Bir ülkenin iktidarının ipi emperyalist ülkelerin elinde olursa, siyaseti dışardan yönlendirilir, başlarına onların getirdiği ‘’ liderler’’ in yönettiği siyasi partiler dışardan komut alır, yeni bir orta doğu- düzeni için , devletin anayasal düzenini bozup yeni bir vaziyet almaları alenaçık istenirse, bir ülkenin devlet başkanı halk nezdinde kaybettiği meşruiyetini en büyük emperyalist devlet başkanıyla bir fotoğraf pozu vermekte arıyorsa demezler.

23 yıllık iktidar ülkeyle birlikte kendini ve siyasetini tükettiği noktada, bir süredir Ortadoğu’yu mezhep temelinde yeniden dizayn eden ve Suriye’de yaptığı operasyonla Türkiye’yi İsrail’e komşu yapan Trump’dan meşruiyet isteyerek, bununla yargı operasyonlarıyla muhalefeti felç ederek, demokrasiyi sıfırlayarak bir kez daha iktidara gelmenin senaryosunu sahneye koydu.

Ahmet Özer’in haksız hukuksuz tutuklanmasıyla başlayan süreç, ana muhalafet partisi ve son seçimlerin birinci partisi CHP nin Erdoğan’ı katıldığı her seçimde yenen İstanbul B.Ş. Belediye Başkanı ve diğer Büyük şehir, ilçe Belediye Başkanları, meclis üyelerinin tutuklanmaları ile devam etti. Zincirleme operasyon son olarak Ankara Büyükşehir Belediye Başkanı Mansur Yavaş’a kadar uzandı.

Bu arada iktidarın daha önce yapmış olduğu medya operasyonları sonrasında , iktidarın elde edemediği, objektif yayın yapan son t.v kanallarına da el koyuldu, yöneticileri tutuklandı.

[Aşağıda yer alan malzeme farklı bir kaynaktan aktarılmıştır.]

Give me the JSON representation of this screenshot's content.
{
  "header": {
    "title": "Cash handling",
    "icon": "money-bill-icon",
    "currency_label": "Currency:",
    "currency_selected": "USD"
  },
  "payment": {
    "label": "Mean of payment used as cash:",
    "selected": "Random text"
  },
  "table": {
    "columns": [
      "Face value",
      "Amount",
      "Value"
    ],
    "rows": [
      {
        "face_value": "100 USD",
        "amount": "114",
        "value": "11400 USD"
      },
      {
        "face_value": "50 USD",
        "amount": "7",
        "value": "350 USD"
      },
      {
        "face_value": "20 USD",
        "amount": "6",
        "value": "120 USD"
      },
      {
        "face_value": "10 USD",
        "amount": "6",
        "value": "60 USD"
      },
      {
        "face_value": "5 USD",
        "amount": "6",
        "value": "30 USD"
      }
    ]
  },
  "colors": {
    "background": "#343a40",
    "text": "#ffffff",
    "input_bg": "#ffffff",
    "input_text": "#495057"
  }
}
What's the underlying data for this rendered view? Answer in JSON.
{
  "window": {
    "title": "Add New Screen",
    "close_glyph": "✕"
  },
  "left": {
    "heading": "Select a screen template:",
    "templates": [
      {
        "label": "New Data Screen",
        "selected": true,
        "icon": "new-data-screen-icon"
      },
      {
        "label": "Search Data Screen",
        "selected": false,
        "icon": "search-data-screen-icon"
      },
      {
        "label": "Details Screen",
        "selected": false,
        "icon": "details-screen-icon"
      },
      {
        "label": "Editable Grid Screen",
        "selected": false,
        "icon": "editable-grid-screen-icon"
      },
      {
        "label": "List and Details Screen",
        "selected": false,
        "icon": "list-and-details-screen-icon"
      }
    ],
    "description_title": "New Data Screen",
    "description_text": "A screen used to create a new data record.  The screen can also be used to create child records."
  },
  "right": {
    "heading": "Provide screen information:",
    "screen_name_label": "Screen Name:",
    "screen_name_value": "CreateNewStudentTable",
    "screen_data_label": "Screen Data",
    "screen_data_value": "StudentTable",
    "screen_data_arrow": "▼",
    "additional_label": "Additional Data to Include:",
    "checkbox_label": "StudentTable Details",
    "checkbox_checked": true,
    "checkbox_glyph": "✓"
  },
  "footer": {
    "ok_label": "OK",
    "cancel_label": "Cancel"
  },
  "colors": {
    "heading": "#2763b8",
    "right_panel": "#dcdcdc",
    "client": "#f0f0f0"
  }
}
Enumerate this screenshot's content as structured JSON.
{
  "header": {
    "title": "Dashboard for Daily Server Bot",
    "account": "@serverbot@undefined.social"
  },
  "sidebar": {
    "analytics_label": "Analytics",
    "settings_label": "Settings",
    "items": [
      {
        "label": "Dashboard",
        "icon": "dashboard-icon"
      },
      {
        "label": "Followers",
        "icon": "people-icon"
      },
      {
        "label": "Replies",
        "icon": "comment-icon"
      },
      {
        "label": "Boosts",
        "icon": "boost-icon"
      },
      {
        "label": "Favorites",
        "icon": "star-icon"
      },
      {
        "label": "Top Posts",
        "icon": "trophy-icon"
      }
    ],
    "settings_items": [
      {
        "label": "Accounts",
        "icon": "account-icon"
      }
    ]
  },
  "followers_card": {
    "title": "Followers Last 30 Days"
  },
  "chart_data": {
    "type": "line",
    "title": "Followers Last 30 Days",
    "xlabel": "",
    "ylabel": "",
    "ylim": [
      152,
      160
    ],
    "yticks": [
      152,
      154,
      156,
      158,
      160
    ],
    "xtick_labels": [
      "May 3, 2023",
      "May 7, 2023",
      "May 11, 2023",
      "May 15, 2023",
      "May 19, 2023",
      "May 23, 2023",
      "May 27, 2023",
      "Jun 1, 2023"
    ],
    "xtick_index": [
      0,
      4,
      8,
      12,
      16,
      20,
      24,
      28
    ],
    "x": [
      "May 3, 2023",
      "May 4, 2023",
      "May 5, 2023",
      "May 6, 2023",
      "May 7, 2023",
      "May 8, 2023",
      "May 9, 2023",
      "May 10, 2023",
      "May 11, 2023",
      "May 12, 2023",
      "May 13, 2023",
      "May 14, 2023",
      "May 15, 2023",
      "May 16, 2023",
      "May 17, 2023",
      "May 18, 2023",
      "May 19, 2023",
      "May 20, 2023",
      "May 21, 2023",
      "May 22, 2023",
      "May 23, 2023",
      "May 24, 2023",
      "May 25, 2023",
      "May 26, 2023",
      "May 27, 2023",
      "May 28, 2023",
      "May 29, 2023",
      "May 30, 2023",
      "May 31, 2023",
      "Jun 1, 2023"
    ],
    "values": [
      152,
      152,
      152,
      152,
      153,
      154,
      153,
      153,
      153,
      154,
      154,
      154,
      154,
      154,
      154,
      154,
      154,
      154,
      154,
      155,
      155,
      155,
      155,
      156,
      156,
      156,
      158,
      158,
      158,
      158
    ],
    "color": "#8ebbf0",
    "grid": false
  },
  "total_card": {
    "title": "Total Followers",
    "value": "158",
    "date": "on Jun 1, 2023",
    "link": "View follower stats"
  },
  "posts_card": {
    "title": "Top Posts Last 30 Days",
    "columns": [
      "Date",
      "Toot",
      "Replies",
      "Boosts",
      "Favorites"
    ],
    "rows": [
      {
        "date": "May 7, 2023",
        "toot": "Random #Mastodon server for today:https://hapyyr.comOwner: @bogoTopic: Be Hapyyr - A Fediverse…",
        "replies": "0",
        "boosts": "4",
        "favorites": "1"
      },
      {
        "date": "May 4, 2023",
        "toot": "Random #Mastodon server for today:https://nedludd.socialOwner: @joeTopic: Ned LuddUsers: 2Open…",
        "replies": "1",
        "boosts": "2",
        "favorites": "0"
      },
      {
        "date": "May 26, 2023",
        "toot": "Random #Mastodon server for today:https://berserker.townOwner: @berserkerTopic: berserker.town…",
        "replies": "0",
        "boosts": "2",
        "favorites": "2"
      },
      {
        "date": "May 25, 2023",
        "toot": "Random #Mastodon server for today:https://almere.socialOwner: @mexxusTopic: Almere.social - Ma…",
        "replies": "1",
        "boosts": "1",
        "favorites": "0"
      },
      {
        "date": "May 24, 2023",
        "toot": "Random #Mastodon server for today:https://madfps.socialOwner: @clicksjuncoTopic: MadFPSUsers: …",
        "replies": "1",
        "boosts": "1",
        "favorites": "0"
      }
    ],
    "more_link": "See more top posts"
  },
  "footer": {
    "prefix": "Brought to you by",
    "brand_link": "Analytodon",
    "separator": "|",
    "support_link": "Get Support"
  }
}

Cumhuriyet Halk Partisi İstanbul İl Başkanlığı’na kayyım atandı, İstanbul İl Kongresi ve Kurultayının mutlak butlanla iptali için dava açıldı. Bu süreçte CHP gösterdiği güçlü refleksle, her şeye rağmen hukuk ve parti içi demokrasiyi birlikte işleterek İstanbul İl Başkanlığını geri aldı ve olağanüstü 2 kurultayla partiye kayyım atanmasını önledi.

Tüm bunlar olurken yani CHP nin boğazına bir ilmek geçirilip boğulmaya çalışırken, seçilmiş belediye başkanlarının yüzüne demir parmaklıklar kapatılırken, on binlerce Türk vatandaşının katili, silahlı suç ve terör örgütü kurmaktan idama mahkum edilmiş bulunan Abdullah Öcalan’ın İmralı adasındaki cezaevinin kapısı aralanmaya başlıyordu.

Öyle ya Devletlü Bahçeli, bundan birkaç ay önce onu Türkiye Büyük Millet Meclisi kürsüsüne konuşmaya davet etmişti. Oraya gitmek için illa ki İmralı cezaevinden çıkması gerekiyordu.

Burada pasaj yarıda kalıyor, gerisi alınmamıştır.